A Epinay-sur-Seine, engager l’ensemble des services dans un programme d’open innovation permettant la mise en œuvre d’un plan de transformation numérique de la collectivité a été essentiel pour que chaque agent soit impliqué et ses besoins pris en compte.
Des réalisations tels que : plan de cybersécurité, mises en conformité légale, inclusion numérique aussi bien pour les habitants que les agents, formations,…et dernièrement la refonte d’un site Web devenu véritable plateforme de services administratifs aux habitants, accessibles 24h/24 7 jour/7, en repensant les besoins par cibles sont des symboles forts de la réponse aux besoins concrets et pragmatiques des habitants et de l’ère de l’innovation numérique que nous vivons.
Cela renforce le lien entre élus, agents et citoyens, contribue à une démocratie plus vivante et assure une meilleure efficience des services publics.
Le troisième enjeu et non des moindres, c’est aussi une opportunité pour l’innovation et l’attractivité.
Les territoires qui investissent dans le numérique inclusif deviennent plus dynamiques, attirent des talents, des entreprises et créent de nouvelles filières économiques, notamment dans l’économie sociale et solidaire. En somme, si nous pensons le numérique comme un bien commun, il devient un outil de cohésion sociale, de développement durable et de citoyenneté active.

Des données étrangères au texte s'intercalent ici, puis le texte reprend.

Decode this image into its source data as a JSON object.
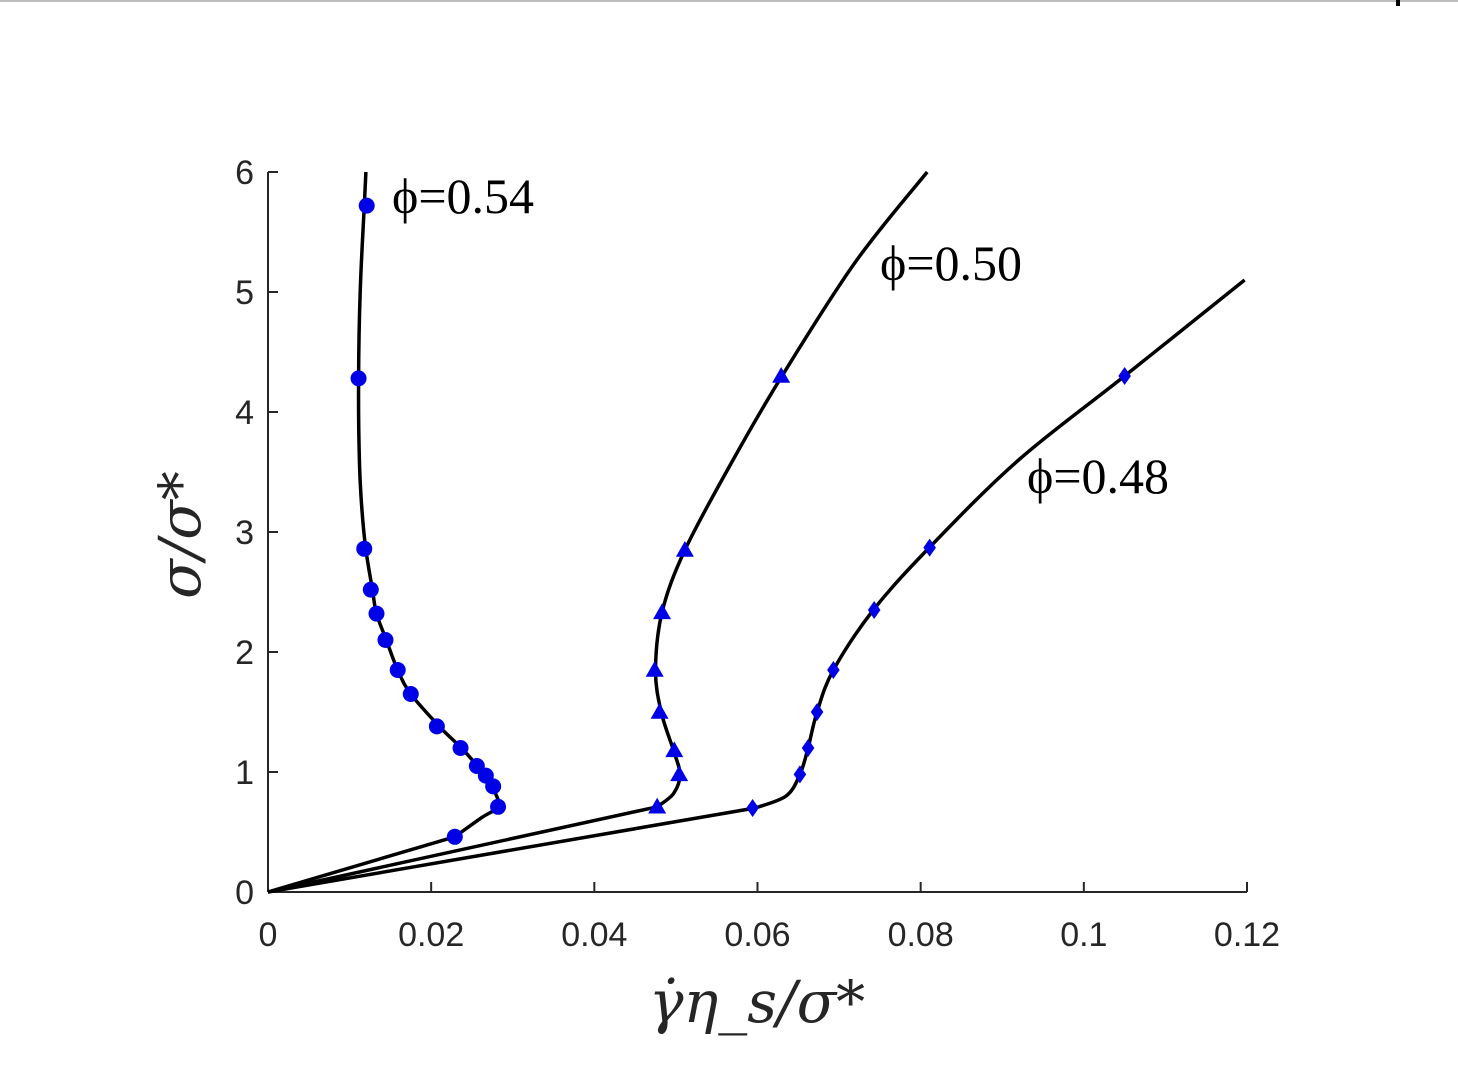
{
  "chart_data": {
    "type": "line",
    "xlabel": "γ̇η_s/σ*",
    "ylabel": "σ/σ*",
    "xlim": [
      0,
      0.12
    ],
    "ylim": [
      0,
      6
    ],
    "x_ticks": [
      0,
      0.02,
      0.04,
      0.06,
      0.08,
      0.1,
      0.12
    ],
    "x_tick_labels": [
      "0",
      "0.02",
      "0.04",
      "0.06",
      "0.08",
      "0.1",
      "0.12"
    ],
    "y_ticks": [
      0,
      1,
      2,
      3,
      4,
      5,
      6
    ],
    "y_tick_labels": [
      "0",
      "1",
      "2",
      "3",
      "4",
      "5",
      "6"
    ],
    "grid": false,
    "line_color": "#000000",
    "marker_color": "#0000e6",
    "series": [
      {
        "name": "ϕ=0.54",
        "marker": "circle",
        "line": [
          [
            0,
            0
          ],
          [
            0.0229,
            0.46
          ],
          [
            0.0262,
            0.62
          ],
          [
            0.0282,
            0.71
          ],
          [
            0.0279,
            0.82
          ],
          [
            0.027,
            0.92
          ],
          [
            0.0262,
            1.0
          ],
          [
            0.0253,
            1.08
          ],
          [
            0.0237,
            1.2
          ],
          [
            0.021,
            1.38
          ],
          [
            0.0175,
            1.65
          ],
          [
            0.0159,
            1.85
          ],
          [
            0.0145,
            2.1
          ],
          [
            0.0133,
            2.32
          ],
          [
            0.0128,
            2.52
          ],
          [
            0.012,
            2.85
          ],
          [
            0.0115,
            3.2
          ],
          [
            0.0112,
            3.6
          ],
          [
            0.0111,
            4.28
          ],
          [
            0.0113,
            5.0
          ],
          [
            0.0118,
            5.72
          ],
          [
            0.012,
            6.0
          ]
        ],
        "points": [
          [
            0.0229,
            0.46
          ],
          [
            0.0282,
            0.71
          ],
          [
            0.0276,
            0.88
          ],
          [
            0.0267,
            0.97
          ],
          [
            0.0256,
            1.05
          ],
          [
            0.0236,
            1.2
          ],
          [
            0.0207,
            1.38
          ],
          [
            0.0175,
            1.65
          ],
          [
            0.0159,
            1.85
          ],
          [
            0.0144,
            2.1
          ],
          [
            0.0133,
            2.32
          ],
          [
            0.0126,
            2.52
          ],
          [
            0.0118,
            2.86
          ],
          [
            0.0111,
            4.28
          ],
          [
            0.0121,
            5.72
          ]
        ]
      },
      {
        "name": "ϕ=0.50",
        "marker": "triangle",
        "line": [
          [
            0,
            0
          ],
          [
            0.0477,
            0.71
          ],
          [
            0.0497,
            0.82
          ],
          [
            0.0505,
            0.98
          ],
          [
            0.0497,
            1.18
          ],
          [
            0.0482,
            1.5
          ],
          [
            0.0475,
            1.85
          ],
          [
            0.0483,
            2.33
          ],
          [
            0.0511,
            2.85
          ],
          [
            0.057,
            3.6
          ],
          [
            0.063,
            4.3
          ],
          [
            0.072,
            5.25
          ],
          [
            0.0808,
            6.0
          ]
        ],
        "points": [
          [
            0.0477,
            0.71
          ],
          [
            0.0504,
            0.98
          ],
          [
            0.0498,
            1.18
          ],
          [
            0.048,
            1.5
          ],
          [
            0.0474,
            1.85
          ],
          [
            0.0483,
            2.33
          ],
          [
            0.0511,
            2.85
          ],
          [
            0.0629,
            4.3
          ]
        ]
      },
      {
        "name": "ϕ=0.48",
        "marker": "diamond",
        "line": [
          [
            0,
            0
          ],
          [
            0.0597,
            0.7
          ],
          [
            0.0635,
            0.8
          ],
          [
            0.0652,
            0.98
          ],
          [
            0.0662,
            1.2
          ],
          [
            0.0673,
            1.5
          ],
          [
            0.0693,
            1.85
          ],
          [
            0.0742,
            2.35
          ],
          [
            0.0812,
            2.88
          ],
          [
            0.092,
            3.6
          ],
          [
            0.105,
            4.3
          ],
          [
            0.1197,
            5.1
          ]
        ],
        "points": [
          [
            0.0594,
            0.7
          ],
          [
            0.0652,
            0.98
          ],
          [
            0.0662,
            1.2
          ],
          [
            0.0673,
            1.5
          ],
          [
            0.0693,
            1.85
          ],
          [
            0.0743,
            2.35
          ],
          [
            0.0811,
            2.87
          ],
          [
            0.105,
            4.3
          ]
        ]
      }
    ]
  }
}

D’ailleurs en tant que Présidente de l’association les Valoristes où nous reconditionnons des ordinateurs, des smartphones afin de permettre à des familles d’acquérir à des prix défiants toute concurrence un ordinateur ou un smartphone. Nos objectifs : permettre de réduire la fracture numérique, de réduire l’empreinte environnementale du numérique et former des techniciens informatiques.
Les dons de matériels informatiques proviennent d’entreprises, de collectivités et de citoyens.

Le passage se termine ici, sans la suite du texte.